The identification of arrow, including direction and endpoint annotations. Line type, if possible.

There are several methods for finding line segments (e.g. Hough Transform), the main problem in this part is other components as they are normally detected as lines too, so if we find components first and remove them from document, detecting lines would be a lot easier and with far less false detections.

Approach

1- Layer documents based on different Colors, and execute following phases on every desired layer.

2- Detect and extract text using OCR, then remove text regions and recreate the document without texts.

3-Detect Components, based on contour analysis and gathered component database, then remove detected components (both known and unknown types, as unknown shapes would increase your false detection in next phases) and recreate document without components,at this moment in case of good detection we should only have lines

4-Detect lines

5-At this point you can create a logical graph from extracted components,lines and tags based on detected position

Hope this Helps



回答2:

I cannot give you solutions to all your four questions, but the first question Identification of the red rectangles with texts in cells (OCR) does not sound very difficult.
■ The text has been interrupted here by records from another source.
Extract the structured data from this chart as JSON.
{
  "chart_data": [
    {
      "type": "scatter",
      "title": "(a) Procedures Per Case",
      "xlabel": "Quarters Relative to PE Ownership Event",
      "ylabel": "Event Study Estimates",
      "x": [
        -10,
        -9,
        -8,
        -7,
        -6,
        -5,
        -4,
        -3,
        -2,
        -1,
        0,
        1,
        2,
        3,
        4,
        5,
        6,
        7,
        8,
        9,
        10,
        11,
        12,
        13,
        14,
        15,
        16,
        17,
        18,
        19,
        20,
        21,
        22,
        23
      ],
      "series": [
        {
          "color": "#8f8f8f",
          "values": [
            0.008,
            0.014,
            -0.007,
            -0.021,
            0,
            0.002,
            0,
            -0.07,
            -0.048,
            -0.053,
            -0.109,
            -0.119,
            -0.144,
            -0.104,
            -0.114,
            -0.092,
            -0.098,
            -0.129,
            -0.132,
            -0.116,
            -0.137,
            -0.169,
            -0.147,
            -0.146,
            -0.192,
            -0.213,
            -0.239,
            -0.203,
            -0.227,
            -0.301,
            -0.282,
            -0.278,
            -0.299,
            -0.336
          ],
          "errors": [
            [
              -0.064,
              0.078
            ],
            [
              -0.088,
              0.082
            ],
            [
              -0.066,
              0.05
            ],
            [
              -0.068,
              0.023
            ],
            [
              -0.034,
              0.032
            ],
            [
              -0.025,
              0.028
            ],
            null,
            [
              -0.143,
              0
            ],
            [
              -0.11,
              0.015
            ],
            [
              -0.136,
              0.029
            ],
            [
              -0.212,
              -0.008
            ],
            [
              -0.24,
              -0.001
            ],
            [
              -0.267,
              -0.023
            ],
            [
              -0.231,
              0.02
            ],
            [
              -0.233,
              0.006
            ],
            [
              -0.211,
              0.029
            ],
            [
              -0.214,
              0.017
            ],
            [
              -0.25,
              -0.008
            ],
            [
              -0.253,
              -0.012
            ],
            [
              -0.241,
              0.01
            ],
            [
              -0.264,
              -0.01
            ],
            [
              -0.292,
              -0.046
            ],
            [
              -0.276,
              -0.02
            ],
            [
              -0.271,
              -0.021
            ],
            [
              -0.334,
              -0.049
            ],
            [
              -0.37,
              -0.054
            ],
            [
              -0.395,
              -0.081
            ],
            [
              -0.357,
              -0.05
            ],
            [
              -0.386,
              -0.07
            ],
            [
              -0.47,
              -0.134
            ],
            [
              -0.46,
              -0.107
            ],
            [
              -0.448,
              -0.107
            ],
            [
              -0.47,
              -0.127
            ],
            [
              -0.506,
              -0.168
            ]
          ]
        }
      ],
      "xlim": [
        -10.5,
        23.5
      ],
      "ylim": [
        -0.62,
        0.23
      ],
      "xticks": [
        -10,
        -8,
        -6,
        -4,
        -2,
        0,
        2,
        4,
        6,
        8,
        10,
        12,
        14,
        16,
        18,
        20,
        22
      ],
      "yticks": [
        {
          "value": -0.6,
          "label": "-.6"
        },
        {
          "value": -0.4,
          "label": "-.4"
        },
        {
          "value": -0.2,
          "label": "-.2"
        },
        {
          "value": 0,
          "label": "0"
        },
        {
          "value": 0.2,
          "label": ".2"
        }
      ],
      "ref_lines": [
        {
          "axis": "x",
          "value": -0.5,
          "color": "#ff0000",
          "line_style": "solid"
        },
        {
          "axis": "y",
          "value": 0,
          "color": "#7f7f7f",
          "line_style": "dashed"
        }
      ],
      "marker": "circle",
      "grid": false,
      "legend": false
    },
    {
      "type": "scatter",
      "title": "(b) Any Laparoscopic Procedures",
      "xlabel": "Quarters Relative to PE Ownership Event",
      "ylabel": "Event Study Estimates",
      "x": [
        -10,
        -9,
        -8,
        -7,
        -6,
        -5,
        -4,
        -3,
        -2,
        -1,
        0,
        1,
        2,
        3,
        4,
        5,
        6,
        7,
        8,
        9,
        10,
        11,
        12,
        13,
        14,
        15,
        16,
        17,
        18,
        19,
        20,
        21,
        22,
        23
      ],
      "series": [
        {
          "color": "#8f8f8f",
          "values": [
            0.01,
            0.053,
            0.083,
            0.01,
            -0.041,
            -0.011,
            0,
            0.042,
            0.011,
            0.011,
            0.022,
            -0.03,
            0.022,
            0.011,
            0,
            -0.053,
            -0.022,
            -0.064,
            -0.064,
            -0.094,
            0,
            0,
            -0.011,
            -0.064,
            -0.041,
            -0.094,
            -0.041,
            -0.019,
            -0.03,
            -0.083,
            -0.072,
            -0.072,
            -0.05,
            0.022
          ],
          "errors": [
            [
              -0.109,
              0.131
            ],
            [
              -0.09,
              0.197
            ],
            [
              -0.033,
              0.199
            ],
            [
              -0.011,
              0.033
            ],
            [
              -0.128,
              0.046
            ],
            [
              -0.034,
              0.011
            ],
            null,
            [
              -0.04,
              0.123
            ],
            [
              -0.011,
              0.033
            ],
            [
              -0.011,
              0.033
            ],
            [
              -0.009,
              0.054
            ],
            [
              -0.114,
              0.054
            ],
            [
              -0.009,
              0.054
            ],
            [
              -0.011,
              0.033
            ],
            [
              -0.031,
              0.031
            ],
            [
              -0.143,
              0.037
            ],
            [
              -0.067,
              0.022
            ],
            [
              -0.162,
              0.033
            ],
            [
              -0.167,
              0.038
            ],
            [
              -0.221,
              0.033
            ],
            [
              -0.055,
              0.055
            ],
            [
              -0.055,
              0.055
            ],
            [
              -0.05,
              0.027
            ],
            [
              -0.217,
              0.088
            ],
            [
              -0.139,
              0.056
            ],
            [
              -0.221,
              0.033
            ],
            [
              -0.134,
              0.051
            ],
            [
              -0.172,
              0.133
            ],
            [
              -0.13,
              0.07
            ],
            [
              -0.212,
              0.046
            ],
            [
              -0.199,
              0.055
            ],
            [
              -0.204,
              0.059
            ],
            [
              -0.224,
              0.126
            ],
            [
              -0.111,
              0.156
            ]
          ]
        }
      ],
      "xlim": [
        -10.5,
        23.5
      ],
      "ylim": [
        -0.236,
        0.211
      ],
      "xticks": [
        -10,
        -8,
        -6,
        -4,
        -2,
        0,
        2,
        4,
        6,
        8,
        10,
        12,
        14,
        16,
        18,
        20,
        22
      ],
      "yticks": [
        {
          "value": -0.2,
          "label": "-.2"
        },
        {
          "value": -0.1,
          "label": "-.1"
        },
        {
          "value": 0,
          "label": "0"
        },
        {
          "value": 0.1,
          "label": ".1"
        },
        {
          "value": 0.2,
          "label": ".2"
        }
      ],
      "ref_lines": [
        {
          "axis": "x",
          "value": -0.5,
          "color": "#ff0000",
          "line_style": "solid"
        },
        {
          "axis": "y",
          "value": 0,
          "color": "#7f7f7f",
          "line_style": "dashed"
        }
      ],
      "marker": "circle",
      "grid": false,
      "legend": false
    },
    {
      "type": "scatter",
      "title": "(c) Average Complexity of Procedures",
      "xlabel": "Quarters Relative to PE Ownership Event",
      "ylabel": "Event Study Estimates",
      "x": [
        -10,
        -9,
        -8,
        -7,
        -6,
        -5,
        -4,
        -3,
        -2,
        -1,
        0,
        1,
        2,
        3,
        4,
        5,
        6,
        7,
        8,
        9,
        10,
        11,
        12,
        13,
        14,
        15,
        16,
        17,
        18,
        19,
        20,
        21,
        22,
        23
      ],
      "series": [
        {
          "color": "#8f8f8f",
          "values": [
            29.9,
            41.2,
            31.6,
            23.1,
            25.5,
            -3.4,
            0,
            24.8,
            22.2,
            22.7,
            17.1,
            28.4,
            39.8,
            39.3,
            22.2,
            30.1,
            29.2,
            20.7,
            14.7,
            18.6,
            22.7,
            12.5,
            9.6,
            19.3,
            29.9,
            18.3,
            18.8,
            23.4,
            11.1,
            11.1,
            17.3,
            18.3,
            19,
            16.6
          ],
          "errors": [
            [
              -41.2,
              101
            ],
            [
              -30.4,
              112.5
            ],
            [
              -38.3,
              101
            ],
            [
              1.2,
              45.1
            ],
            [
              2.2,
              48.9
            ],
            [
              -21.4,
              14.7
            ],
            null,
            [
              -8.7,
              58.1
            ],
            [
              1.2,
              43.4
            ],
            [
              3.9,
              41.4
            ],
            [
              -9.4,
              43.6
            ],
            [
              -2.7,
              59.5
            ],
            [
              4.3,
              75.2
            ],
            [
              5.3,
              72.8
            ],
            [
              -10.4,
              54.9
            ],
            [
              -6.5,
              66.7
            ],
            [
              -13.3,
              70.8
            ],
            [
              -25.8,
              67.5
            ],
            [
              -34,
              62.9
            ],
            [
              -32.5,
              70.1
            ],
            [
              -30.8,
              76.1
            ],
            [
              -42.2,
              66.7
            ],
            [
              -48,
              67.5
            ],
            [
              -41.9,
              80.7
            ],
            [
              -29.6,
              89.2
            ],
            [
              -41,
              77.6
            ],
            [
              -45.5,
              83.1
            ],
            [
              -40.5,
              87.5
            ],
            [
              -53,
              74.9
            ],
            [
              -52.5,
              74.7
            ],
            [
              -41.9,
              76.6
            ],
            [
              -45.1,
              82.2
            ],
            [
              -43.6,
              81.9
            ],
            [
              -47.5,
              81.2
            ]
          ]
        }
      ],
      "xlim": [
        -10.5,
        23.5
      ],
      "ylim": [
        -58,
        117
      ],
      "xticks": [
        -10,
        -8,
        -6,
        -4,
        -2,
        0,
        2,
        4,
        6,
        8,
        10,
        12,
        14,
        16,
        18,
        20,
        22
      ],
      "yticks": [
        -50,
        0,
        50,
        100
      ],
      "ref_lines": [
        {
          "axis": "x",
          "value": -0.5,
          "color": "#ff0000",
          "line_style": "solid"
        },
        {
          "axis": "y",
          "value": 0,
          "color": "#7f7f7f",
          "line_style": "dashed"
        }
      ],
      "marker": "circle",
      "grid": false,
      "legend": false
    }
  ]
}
Here is my solution to this question:

Step 1: separate the color image into 3 layers: Red, Blue, and Green, and only use the red layer for the following operations.

Step 2: binarization of the red layer.

Step 3: connected component analysis of the binarization result, and keep the statics of each connected component (width of the blob, height of the blob for example)

Step 4: discard large blobs, and only keep blobs that are corresponding to texts. Also use the layout information to discard false text blobs (for example, texts are always in the large blob, and texts blobs have horizontal writing style and so on).

Step 5: perform OCR on textural components. When performing OCR, each blob will give you a confidence level, and this can be used for validation whether it is a textual component or not.